I want to convert the strings in the following format to java.util.Date range, start and end date:
January 16th – 21st, 2025
January 16th – February 21st, 2025
January 16th – February 21st, 2025
December 16th 2024 – January 2nd 2025
November 16th – 19th
you have examples of different months and different years and also examples without years that should use the current year
Do you have any idea how I should process all these formats?
It appears your format is basically this:
month day[[,] year] – [month] day[[,] year]
I would probably go with a regular expression:
import java.time.LocalDate;
import java.time.Month;
import java.time.Year;
import java.time.format.DateTimeFormatter;
import java.time.format.DateTimeParseException;
import java.text.NumberFormat;
import java.text.ParseException;
import java.util.regex.Pattern;
import java.util.regex.Matcher;
public class DateRangeParser {
public record DateRange(LocalDate start,
LocalDate end) {
}
private final Pattern format = Pattern.compile(
"(\\p{L}+)" // start month
+ "\\s*(\\d+)(?i:st|nd|rd|th)?" // start day
+ "(?:,?\\s*(\\d+))?" // start year (optional)
+ "\\s*\\p{Pd}" // dash separating start and end
+ "\\s*(\\p{L}+)?" // end month (optional)
+ "\\s*(\\d+)(?i:st|nd|rd|th)?" // end day
+ "(?:,?\\s*(\\d+))?"); // end year (optional)
private final NumberFormat numberFormat =
NumberFormat.getIntegerInstance();
private final DateTimeFormatter monthFormat =
DateTimeFormatter.ofPattern("MMMM").withLocale(Locale.ENGLISH);
public DateRange parse(String s)
throws ParseException {
Matcher matcher = format.matcher(s);
if (!matcher.matches()) {
throw new ParseException(s, 0);
}
String startMonthStr = matcher.group(1);
String startDayStr = matcher.group(2);
String startYearStr = matcher.group(3);
String endMonthStr = matcher.group(4);
String endDayStr = matcher.group(5);
String endYearStr = matcher.group(6);
try {
Month startMonth = Month.from(monthFormat.parse(startMonthStr));
int startDay = numberFormat.parse(startDayStr).intValue();
Integer startYear;
if (startYearStr != null) {
startYear = numberFormat.parse(startYearStr).intValue();
} else {
startYear = null;
}
Month endMonth;
if (endMonthStr != null) {
endMonth = Month.from(monthFormat.parse(endMonthStr));
} else {
endMonth = startMonth;
}
int endDay = numberFormat.parse(endDayStr).intValue();
Integer endYear;
if (endYearStr != null) {
endYear = numberFormat.parse(endYearStr).intValue();
} else {
endYear = null;
}
if (startYear == null) {
if (endYear == null) {
endYear = Year.now().getValue();
}
startYear = endYear;
} else if (endYear == null) {
endYear = startYear;
}
LocalDate start = LocalDate.of(startYear, startMonth, startDay);
LocalDate end = LocalDate.of(endYear, endMonth, endDay);
return new DateRange(start, end);
} catch (DateTimeParseException e) {
ParseException pe = new ParseException(s, e.getErrorIndex());
pe.initCause(e);
throw pe;
}
}
public static void main(String[] args)
throws ParseException {
String[] testInputs = {
"January 16th – 21st, 2025",
"January 16th – February 21st, 2025",
"January 16th – February 21st, 2025",
"December 16th 2024 – January 2nd 2025",
"November 16th – 19th",
};
DateRangeParser parser = new DateRangeParser();
for (String input : testInputs) {
DateRange range = parser.parse(input);
System.out.println(range);
}
}
}
Some notes about the regular expression:
\p{L}+
matches 1 or more letters.\d+
maches 1 or more digits.\p{Pd}
matches any dash.

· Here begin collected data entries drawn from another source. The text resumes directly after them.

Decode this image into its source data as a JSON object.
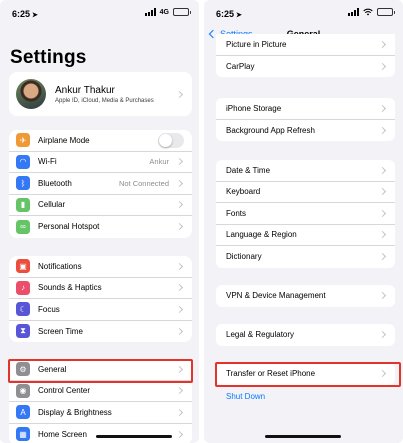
{
  "left": {
    "status": {
      "time": "6:25",
      "network": "4G"
    },
    "title": "Settings",
    "profile": {
      "name": "Ankur Thakur",
      "subtitle": "Apple ID, iCloud, Media & Purchases"
    },
    "group1": [
      {
        "label": "Airplane Mode",
        "icon": "airplane-icon",
        "color": "#f09a37",
        "toggle": true
      },
      {
        "label": "Wi-Fi",
        "icon": "wifi-icon",
        "color": "#3478f6",
        "value": "Ankur"
      },
      {
        "label": "Bluetooth",
        "icon": "bluetooth-icon",
        "color": "#3478f6",
        "value": "Not Connected"
      },
      {
        "label": "Cellular",
        "icon": "cellular-icon",
        "color": "#65c466"
      },
      {
        "label": "Personal Hotspot",
        "icon": "hotspot-icon",
        "color": "#65c466"
      }
    ],
    "group2": [
      {
        "label": "Notifications",
        "icon": "notifications-icon",
        "color": "#eb4e3d"
      },
      {
        "label": "Sounds & Haptics",
        "icon": "sound-icon",
        "color": "#eb4e6b"
      },
      {
        "label": "Focus",
        "icon": "moon-icon",
        "color": "#5856d6"
      },
      {
        "label": "Screen Time",
        "icon": "hourglass-icon",
        "color": "#5856d6"
      }
    ],
    "group3": [
      {
        "label": "General",
        "icon": "gear-icon",
        "color": "#8e8e93"
      },
      {
        "label": "Control Center",
        "icon": "control-center-icon",
        "color": "#8e8e93"
      },
      {
        "label": "Display & Brightness",
        "icon": "display-icon",
        "color": "#3478f6"
      },
      {
        "label": "Home Screen",
        "icon": "home-screen-icon",
        "color": "#3478f6"
      }
    ]
  },
  "right": {
    "status": {
      "time": "6:25"
    },
    "nav": {
      "back": "Settings",
      "title": "General"
    },
    "group1": [
      "Picture in Picture",
      "CarPlay"
    ],
    "group2": [
      "iPhone Storage",
      "Background App Refresh"
    ],
    "group3": [
      "Date & Time",
      "Keyboard",
      "Fonts",
      "Language & Region",
      "Dictionary"
    ],
    "group4": [
      "VPN & Device Management"
    ],
    "group5": [
      "Legal & Regulatory"
    ],
    "group6": [
      "Transfer or Reset iPhone"
    ],
    "shutdown": "Shut Down"
  },
  "colors": {
    "highlight": "#e2342b",
    "link": "#0a7aff",
    "background": "#f2f2f7"
  }
}
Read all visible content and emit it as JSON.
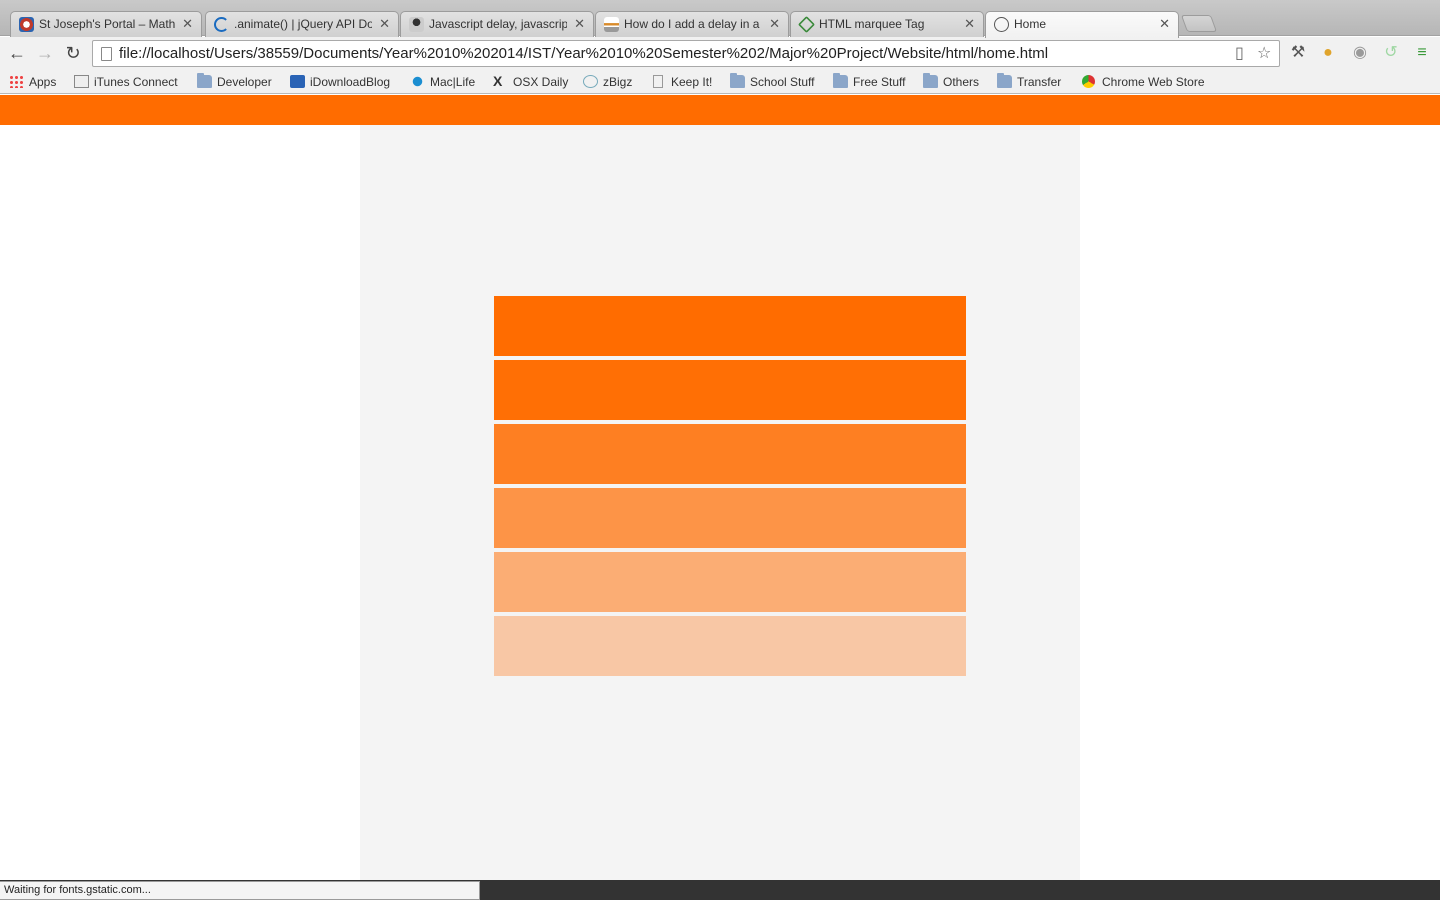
{
  "browser": {
    "tabs": [
      {
        "title": "St Joseph's Portal – Mathem",
        "icon": "portal-icon",
        "color": "#c0392b"
      },
      {
        "title": ".animate() | jQuery API Doc",
        "icon": "jquery-icon",
        "color": "#1a6bc0"
      },
      {
        "title": "Javascript delay, javascript",
        "icon": "avatar-icon",
        "color": "#555555"
      },
      {
        "title": "How do I add a delay in a Ja",
        "icon": "stackoverflow-icon",
        "color": "#d98b2b"
      },
      {
        "title": "HTML marquee Tag",
        "icon": "tutorialspoint-icon",
        "color": "#3a8a3a"
      },
      {
        "title": "Home",
        "icon": "page-loading-icon",
        "color": "#777777"
      }
    ],
    "address": "file://localhost/Users/38559/Documents/Year%2010%202014/IST/Year%2010%20Semester%202/Major%20Project/Website/html/home.html",
    "bookmarks": [
      {
        "label": "Apps",
        "icon": "apps-grid-icon"
      },
      {
        "label": "iTunes Connect",
        "icon": "itunes-connect-icon"
      },
      {
        "label": "Developer",
        "icon": "folder-icon"
      },
      {
        "label": "iDownloadBlog",
        "icon": "idb-icon"
      },
      {
        "label": "Mac|Life",
        "icon": "maclife-icon"
      },
      {
        "label": "OSX Daily",
        "icon": "osx-daily-icon"
      },
      {
        "label": "zBigz",
        "icon": "zbigz-icon"
      },
      {
        "label": "Keep It!",
        "icon": "page-icon"
      },
      {
        "label": "School Stuff",
        "icon": "folder-icon"
      },
      {
        "label": "Free Stuff",
        "icon": "folder-icon"
      },
      {
        "label": "Others",
        "icon": "folder-icon"
      },
      {
        "label": "Transfer",
        "icon": "folder-icon"
      },
      {
        "label": "Chrome Web Store",
        "icon": "chrome-web-store-icon"
      }
    ],
    "status": "Waiting for fonts.gstatic.com..."
  },
  "site": {
    "header_color": "#ff6c00",
    "bar_colors": [
      "#ff6c00",
      "#ff6f05",
      "#fe7f22",
      "#fd9447",
      "#fbad74",
      "#f8c7a5"
    ]
  }
}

In your examples, you are using an en dash character ('\u2013'
), not an ASCII hyphen. This will match both.\p{L}
and \p{Pd}
refer to Unicode general categories.
More information is available in the documentation for Pattern.
Using Month startMonth = Month.from(monthFormat.parse(string))
instead of just Month.valueOf(s.toUpperCase()) allows for localized matching of month names. As Turo points out, if the computer is not set (or might not be set) to an English locale, but you want to parse English month names, you will have to specify English in the month format:
private final DateTimeFormatter monthFormat =
DateTimeFormatter.ofPattern("MMMM").withLocale(Locale.ENGLISH);